The Creede district in Mineral County was discovered in 1887 but did not hit its stride as a significant silver producer until 1891. The ore appeared as veins along north-south trending faults and as replacement bodies in the Creede Formation, a Tertiary ash-flow tuff. The mineral cocktail was rich and varied: sphalerite, galena, acanthite, native silver, pyrite, and chalcopyrite. Production through 1983 totaled substantial quantities of silver and gold alongside considerable lead and zinc. Creede represented the tail end of Colorado's great silver era, a final rush before the metal's price collapsed and the prospectors moved on to other pursuits -- or other metals entirely.

Silver's Afterlife

Today, Colorado's silver comes not from dedicated silver mines but as a byproduct of gold extraction. The largest current source is the Cripple Creek and Victor Gold Mine, a large open-pit heap leach operation near Victor, Colorado, owned by Newmont Mining Corporation.
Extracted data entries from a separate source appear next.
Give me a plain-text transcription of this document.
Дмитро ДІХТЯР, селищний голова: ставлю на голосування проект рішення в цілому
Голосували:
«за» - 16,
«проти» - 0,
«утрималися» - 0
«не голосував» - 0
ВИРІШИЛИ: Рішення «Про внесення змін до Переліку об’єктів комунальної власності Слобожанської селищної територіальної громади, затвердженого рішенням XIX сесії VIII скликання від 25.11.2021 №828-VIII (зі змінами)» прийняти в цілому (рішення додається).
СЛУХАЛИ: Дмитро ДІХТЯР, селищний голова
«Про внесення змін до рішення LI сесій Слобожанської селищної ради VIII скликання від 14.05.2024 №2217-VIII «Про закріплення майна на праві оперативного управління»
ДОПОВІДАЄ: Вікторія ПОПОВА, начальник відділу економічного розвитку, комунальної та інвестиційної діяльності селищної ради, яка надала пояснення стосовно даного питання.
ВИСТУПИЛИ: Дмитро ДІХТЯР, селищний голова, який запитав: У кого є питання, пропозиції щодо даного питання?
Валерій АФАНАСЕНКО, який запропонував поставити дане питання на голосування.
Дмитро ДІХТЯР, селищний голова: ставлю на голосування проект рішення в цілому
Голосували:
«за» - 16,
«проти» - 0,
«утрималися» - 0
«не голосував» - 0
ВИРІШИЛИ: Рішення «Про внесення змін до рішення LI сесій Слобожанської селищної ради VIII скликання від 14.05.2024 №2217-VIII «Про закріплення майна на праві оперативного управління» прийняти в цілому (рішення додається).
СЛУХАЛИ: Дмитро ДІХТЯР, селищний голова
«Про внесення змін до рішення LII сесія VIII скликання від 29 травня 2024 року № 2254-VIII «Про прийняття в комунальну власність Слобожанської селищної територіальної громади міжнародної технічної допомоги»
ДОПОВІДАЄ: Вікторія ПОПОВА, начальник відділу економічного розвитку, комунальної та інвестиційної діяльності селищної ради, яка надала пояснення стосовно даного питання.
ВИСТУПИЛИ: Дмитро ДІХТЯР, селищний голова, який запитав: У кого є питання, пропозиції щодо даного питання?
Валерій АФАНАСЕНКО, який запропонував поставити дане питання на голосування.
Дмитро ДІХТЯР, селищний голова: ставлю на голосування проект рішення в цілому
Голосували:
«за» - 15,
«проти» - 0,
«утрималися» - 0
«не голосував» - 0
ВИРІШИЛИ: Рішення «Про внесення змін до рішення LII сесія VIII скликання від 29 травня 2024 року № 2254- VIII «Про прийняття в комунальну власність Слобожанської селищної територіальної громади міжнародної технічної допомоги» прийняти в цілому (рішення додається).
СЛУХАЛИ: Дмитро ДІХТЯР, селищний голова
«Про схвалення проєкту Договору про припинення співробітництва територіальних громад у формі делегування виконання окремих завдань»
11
The mine produced silver as a secondary output as recently as 2006. The shift from primary to byproduct status captures the arc of Colorado silver in miniature: once the state's defining resource, fought over and legislated about, silver now rides along quietly in the shadow of gold. But the landscape remembers. From Georgetown to Gilman, Aspen to Creede, the old mine works and tailings piles mark where Colorado staked its name -- briefly, proudly -- as the Silver State.

From the Air

Silver mining sites are scattered across the Colorado Rockies, centered around Leadville at 39.25N, 106.29W. Key districts visible from the air include Leadville (Lake County), Aspen (Pitkin County), Georgetown-Silver Plume (Clear Creek County), Gilman (Eagle County), and Creede (Mineral County). The terrain is rugged mountain territory above 9,000 feet. Nearest airports include Lake County Airport (KLXV) near Leadville and Aspen-Pitkin County Airport (KASE). Watch for rapidly changing mountain weather and high density altitude throughout these areas.